Depuis le lancement de la fluoxétine, plus connue sous le nom d’antidépresseur Prozac, en 1987, nous sommes convaincus que les niveaux de sérotonine sont responsables de nos humeurs. Nous considérons la dépression comme un déséquilibre chimique dans le cerveau causé par des taux de sérotonine inférieurs à la normale. Mais est-ce vraiment ainsi que fonctionne la sérotonine ? La sérotonine est un neurotransmetteur – elle transmet des messages entre les cellules nerveuses. Les antidépresseurs comme le Prozac sont censés empêcher les cellules de réabsorber la sérotonine. L’idée est donc qu’ils augmentent les niveaux de sérotonine dans les espaces entre les cellules du cerveau, où cette substance chimique fait son travail. Le résultat est que les patients se sentent mieux.

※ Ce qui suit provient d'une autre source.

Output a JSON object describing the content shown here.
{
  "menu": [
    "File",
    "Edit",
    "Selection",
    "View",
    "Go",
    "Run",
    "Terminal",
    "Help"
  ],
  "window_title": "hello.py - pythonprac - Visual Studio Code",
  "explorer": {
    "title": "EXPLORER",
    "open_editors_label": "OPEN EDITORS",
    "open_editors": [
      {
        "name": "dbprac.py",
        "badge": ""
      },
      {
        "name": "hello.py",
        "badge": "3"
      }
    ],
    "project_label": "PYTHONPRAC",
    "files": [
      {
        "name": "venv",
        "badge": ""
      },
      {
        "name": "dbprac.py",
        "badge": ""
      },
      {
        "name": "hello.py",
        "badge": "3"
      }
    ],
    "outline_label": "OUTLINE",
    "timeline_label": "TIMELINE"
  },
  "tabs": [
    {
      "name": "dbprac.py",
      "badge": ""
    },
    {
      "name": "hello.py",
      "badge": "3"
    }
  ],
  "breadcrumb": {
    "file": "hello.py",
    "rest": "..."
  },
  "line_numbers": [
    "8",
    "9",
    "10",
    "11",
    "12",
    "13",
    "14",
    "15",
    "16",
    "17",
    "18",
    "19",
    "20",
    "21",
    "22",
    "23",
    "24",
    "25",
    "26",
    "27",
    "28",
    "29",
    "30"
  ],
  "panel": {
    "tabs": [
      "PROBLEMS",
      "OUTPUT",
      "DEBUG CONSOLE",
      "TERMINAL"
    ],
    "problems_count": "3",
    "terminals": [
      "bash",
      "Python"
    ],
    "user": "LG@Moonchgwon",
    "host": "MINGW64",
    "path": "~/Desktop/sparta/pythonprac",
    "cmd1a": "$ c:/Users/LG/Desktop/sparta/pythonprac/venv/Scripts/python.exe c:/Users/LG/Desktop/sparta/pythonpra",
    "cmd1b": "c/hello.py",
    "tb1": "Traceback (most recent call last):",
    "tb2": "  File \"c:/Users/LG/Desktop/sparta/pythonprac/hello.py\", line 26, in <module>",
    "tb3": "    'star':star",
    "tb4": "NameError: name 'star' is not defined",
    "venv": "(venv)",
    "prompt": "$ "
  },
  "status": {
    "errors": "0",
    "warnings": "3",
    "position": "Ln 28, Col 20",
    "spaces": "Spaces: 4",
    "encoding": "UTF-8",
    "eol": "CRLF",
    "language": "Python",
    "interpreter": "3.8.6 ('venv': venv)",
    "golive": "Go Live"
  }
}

Mais nous ne sommes plus aussi sûrs que le rétablissement de la dépression soit dû à une simple hausse des niveaux de sérotonine.

Une autre théorie séduisante, soutenue par le psychologue de Princeton Barry Jacobs, est que les gens deviennent déprimés parce qu’ils cessent de produire de nouvelles cellules cérébrales. Curieusement, des études ont suggéré que la molécule du bonheur, la sérotonine, est impliquée dans la croissance de nouvelles cellules. En 2013, par exemple, des scientifiques allemands ont montré que la course à pied entraîne la croissance de nouvelles cellules cérébrales chez les souris. Les souris qui ne peuvent pas produire de sérotonine ne peuvent pas faire pousser de nouvelles cellules cérébrales. Peut-être un indice de la raison pour laquelle le fait de taper sur le tapis roulant peut chasser le blues – non pas en raison d’une simple augmentation des niveaux de sérotonine, mais de processus plus complexes impliquant la sérotonine dans la restructuration des tissus cérébraux. D’autres chercheurs ont suggéré que la sérotonine est impliquée dans le renforcement des communications entre les cellules du cerveau, et que c’est ainsi que les antidépresseurs fonctionnent.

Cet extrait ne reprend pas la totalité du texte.